Re: LYDB: Feasible to use PG roles instead of application-level security?

Melvin Davidson <melvin6925@xxxxxxxxx> · Fri, 30 Dec 2016 11:06:41 -0500

On Fri, Dec 30, 2016 at 10:23 AM, Stephen Frost <sfrost@xxxxxxxxxxx> wrote:
Greetings,

* Guyren Howe (guyren@xxxxxxxxx) wrote:

> it occurs to me to wonder whether it is practical to use PG’s own roles and security model in lieu of using an application-level one.

The short answer is yes.

> It seems that the role system in PG is sufficient for most general purposes. One could presumably also have a table with role names and associated metainformation (email address etc) as needed.

Yup.  That can get a bit awkward if you have multiple databases inside

of a single cluster, as you would have to pick which database to put

that metainformation in, but that isn't a very big issue.

> If I have a system with many thousands of users, is it practical to manage these users’ authentication and authorization using *just* Postgres?

For this, it really depends on if the PG authorization model matches the

requirements you have.  The PG auth model, particularly with RLS, is

extremely flexible but you would really need to evaluate what the exact

requirements are and how you would handle that with the PG auth model.

Of course, if there are just a few exceptions or complicated cases that

can't be satisfied directly with PG today, you could use security

definer functions.

One area that isn't fully addressed with the PG auth model today is

partial access to a certain column.  Consider a table where you want

users to have access to all of the rows and all of the columns *except*

for column X for rows where ID is > 1000.  The PG auth model today can

be used to say "you can't access column X" or to say "you can't access

rows where ID > 1000" but you can't combine those, yet.

I'm hopeful that we'll get there as there are definitely use-cases for

that kind of access control, but it's unlikely to happen for PG10.

> It occurs to me that some client frameworks might have issues with their connection pools if those connections keep switching users, assuming they even can, but let’s set that aside for now. Or perhaps every connection could immediately do a SET USER before executing its connection?

Again, yes, connection poolers can be an issue, but it's possible to use

the role system and do a 'set role X' after having connected as some

user that has very little access.  The issue here is controlling that

role change- there's no direct way in PG today to require a password to

be provided when doing the role change, which is unfortunate.  One

approach to solving that with RLS is to use a security definer function

to change a record in a table that is then used in all RLS policies.

It's a bit complicated and doesn't involve doing 'set role' though, so

there are some trade-offs there.

If you really want connection pooling and independent users in PG's role

system then you'll end up having to have the app code do the

authentication (or maybe auth to PG as the user and, if successful,

reconnect as the regular user and set role...  that's pretty awkward

though) and then connect and do the 'set role'.
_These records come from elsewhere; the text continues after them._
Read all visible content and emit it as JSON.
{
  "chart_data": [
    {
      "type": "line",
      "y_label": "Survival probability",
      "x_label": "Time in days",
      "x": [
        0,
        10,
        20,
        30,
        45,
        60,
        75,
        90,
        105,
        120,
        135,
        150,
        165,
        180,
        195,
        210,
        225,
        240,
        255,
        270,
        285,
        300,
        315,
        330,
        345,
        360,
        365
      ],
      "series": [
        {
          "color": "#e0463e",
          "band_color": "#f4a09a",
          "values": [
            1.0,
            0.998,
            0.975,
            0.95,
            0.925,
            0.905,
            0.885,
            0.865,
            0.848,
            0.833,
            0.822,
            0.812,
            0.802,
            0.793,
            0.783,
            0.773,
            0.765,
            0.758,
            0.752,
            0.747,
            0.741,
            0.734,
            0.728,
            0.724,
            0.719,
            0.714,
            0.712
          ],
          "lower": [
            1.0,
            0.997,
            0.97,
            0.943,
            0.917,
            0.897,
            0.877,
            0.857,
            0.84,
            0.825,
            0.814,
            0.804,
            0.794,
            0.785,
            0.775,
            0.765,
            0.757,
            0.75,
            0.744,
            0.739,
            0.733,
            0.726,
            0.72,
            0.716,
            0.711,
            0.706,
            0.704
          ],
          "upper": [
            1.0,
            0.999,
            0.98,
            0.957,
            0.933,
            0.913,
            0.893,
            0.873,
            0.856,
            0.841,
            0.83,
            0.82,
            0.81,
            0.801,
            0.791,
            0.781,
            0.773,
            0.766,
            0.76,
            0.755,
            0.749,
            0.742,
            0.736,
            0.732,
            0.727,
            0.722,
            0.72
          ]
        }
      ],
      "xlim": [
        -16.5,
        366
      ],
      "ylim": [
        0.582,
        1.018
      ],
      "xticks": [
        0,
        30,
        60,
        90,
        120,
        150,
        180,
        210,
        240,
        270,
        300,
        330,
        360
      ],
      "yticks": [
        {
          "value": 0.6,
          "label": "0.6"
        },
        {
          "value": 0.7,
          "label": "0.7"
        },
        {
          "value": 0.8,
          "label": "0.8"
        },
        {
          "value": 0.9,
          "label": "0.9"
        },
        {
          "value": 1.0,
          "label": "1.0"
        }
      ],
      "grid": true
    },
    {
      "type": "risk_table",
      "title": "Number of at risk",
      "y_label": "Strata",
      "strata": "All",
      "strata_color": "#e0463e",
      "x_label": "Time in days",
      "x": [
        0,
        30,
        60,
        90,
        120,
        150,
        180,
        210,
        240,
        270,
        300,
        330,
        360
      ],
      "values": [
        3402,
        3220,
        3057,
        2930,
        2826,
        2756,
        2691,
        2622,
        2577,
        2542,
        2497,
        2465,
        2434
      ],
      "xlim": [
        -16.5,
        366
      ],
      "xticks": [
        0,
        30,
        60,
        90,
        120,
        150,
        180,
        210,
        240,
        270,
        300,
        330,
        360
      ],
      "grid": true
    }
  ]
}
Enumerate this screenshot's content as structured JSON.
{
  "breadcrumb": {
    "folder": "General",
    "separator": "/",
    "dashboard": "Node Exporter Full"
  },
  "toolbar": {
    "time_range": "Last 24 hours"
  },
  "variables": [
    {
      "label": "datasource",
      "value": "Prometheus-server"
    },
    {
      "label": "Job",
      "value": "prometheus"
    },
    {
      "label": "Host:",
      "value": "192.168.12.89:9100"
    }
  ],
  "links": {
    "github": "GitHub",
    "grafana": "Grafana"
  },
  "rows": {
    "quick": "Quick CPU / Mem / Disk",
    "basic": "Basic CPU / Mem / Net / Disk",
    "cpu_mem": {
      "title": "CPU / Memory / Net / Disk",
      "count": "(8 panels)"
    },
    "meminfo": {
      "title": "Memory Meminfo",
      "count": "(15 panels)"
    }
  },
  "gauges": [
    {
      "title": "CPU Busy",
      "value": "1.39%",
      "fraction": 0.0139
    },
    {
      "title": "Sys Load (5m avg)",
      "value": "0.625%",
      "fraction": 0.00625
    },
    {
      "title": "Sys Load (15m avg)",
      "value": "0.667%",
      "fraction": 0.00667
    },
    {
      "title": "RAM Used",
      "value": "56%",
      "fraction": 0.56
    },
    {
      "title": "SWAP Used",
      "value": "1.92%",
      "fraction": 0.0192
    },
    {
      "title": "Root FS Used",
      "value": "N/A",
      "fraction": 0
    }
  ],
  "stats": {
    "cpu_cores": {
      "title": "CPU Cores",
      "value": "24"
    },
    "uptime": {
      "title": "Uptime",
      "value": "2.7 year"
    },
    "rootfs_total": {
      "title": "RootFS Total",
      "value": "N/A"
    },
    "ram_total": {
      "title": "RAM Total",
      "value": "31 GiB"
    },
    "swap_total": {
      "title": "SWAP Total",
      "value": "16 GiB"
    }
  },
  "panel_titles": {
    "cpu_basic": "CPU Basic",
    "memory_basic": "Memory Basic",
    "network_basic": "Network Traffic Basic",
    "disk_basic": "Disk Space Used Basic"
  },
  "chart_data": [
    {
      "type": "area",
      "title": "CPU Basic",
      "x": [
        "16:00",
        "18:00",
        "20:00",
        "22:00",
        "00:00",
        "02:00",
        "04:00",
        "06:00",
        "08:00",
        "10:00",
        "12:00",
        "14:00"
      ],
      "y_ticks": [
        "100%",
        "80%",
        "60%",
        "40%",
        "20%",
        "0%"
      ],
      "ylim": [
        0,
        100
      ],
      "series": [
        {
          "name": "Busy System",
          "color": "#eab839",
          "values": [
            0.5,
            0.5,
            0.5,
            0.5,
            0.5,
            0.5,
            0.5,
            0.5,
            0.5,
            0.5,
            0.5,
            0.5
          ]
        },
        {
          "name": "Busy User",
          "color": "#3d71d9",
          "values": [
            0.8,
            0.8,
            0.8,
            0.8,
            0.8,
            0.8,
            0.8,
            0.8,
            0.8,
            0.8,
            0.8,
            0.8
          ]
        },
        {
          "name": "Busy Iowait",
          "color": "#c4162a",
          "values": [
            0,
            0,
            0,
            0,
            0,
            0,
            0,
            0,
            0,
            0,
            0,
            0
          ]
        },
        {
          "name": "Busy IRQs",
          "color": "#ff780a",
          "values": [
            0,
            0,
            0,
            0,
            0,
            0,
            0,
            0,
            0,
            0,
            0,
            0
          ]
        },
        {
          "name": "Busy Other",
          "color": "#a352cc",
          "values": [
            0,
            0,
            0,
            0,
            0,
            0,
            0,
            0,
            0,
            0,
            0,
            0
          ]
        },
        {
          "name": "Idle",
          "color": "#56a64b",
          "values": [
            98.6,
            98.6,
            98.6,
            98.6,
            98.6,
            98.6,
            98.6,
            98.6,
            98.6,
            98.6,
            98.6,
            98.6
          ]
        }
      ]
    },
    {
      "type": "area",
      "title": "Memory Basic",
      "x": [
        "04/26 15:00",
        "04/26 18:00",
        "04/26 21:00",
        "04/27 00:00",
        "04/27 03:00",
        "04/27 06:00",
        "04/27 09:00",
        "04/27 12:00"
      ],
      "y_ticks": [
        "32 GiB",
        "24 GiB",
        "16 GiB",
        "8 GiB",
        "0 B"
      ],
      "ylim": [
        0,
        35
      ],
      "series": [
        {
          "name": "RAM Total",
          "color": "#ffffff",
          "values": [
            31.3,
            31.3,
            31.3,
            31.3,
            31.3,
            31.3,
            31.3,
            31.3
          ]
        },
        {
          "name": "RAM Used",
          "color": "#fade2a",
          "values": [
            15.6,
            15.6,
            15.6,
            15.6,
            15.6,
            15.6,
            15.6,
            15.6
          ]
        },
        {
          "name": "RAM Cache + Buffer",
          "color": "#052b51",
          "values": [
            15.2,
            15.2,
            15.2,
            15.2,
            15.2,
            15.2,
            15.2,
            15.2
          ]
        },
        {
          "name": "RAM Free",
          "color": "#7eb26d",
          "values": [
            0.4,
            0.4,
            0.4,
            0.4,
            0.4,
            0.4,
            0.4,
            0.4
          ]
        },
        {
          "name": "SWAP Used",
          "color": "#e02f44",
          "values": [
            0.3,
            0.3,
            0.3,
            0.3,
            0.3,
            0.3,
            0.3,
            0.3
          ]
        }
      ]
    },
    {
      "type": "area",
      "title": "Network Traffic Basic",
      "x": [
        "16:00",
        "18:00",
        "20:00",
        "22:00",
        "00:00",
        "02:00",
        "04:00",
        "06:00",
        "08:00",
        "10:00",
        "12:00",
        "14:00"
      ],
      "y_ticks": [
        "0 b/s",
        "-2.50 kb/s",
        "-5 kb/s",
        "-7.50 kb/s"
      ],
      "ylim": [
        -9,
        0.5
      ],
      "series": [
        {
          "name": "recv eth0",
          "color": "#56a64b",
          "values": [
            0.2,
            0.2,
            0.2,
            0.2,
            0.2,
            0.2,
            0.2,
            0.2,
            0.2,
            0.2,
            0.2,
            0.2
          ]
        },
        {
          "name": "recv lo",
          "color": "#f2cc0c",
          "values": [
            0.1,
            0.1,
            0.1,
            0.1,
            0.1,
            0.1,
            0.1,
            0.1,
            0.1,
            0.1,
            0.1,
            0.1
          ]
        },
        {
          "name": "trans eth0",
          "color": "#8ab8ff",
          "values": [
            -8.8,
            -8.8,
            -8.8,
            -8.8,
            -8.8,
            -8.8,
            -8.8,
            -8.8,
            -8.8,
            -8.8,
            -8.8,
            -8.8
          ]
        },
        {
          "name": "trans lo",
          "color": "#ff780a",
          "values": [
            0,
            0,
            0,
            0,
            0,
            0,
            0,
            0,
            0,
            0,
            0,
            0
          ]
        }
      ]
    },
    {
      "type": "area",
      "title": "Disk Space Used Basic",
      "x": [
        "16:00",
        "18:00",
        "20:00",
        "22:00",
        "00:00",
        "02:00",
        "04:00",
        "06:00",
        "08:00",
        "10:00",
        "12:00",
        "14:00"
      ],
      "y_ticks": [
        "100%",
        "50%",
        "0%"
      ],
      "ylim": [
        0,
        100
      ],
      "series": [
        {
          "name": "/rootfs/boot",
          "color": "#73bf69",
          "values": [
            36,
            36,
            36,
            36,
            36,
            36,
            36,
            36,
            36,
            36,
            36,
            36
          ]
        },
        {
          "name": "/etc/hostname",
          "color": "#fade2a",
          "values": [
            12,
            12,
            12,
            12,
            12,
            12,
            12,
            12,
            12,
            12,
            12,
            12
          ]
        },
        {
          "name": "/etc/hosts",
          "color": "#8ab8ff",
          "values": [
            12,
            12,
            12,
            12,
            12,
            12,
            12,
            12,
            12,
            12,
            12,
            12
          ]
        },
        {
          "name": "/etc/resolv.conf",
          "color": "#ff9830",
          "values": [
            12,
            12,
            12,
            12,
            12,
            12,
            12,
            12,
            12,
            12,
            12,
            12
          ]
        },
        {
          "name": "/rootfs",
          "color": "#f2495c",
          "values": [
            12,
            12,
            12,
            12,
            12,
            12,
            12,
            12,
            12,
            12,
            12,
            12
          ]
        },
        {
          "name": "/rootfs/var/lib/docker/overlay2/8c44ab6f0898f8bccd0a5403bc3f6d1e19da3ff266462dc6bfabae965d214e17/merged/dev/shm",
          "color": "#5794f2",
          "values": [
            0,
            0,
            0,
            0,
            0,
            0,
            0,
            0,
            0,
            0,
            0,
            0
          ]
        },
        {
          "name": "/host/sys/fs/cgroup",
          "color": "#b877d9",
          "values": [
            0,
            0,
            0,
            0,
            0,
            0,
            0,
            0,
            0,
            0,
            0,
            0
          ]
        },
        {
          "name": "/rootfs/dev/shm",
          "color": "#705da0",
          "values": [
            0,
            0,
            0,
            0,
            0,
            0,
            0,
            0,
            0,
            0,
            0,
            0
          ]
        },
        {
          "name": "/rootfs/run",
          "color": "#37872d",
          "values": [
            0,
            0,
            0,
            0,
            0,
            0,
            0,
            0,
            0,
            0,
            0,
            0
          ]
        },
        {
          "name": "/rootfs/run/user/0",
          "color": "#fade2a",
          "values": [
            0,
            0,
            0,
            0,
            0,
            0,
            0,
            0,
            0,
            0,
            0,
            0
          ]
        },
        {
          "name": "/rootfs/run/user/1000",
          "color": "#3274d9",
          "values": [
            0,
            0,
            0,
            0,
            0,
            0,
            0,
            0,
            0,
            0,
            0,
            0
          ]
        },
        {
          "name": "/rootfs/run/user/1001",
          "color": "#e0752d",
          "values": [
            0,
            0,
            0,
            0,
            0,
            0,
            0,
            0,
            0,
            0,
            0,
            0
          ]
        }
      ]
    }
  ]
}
One big question here, however, is if you're going to have thousands of

*concurrently connected* users.  Thousands of users shouldn't be too

much of an issue, but if they're all connected using PG's main auth

system then you'll have thousands of backend processes running.  That'll

end up causing some amount of overhead even if they're mostly idle.  If

your application can handle connecting/disconnecting pretty easily and

you have a relativly short timeout (though, ideally, not too short) then

perhaps your number of concurrent connections won't be too bad.

> This seems an attractive proposition from a security standpoint: if I use row-level security pervasively, I can have a security system that’s nestled nice and close to the data and presumably tricky to work around from a hacker given direct access only to the client application.

If that's the threat model you want to address then you'll have to work

out the concurrent connections question.  One thing which can help is to

use a common user for 'read-only/public-access (or at least low-value)'

queries from the app, if there are such.

> Is this practical? Has anyone here done it? What might the caveats be?

Yes, yes, see above.

Thanks!

Stephen

>Postgres roles are global to the cluster,
Well, that is true by default, however, you  can make roles database specific:
https://www.postgresql.org/docs/9.4/static/runtime-config-connection.html#RUNTIME-CONFIG-CONNECTION-SECURITY
db_user_namespace = on

That being said, there is a trade off of managing multiple users & passwords VS simple access roles. 
-- 
Melvin Davidson
I reserve the right to fantasize.  Whether or not you 
 wish to share my fantasy is entirely up to you.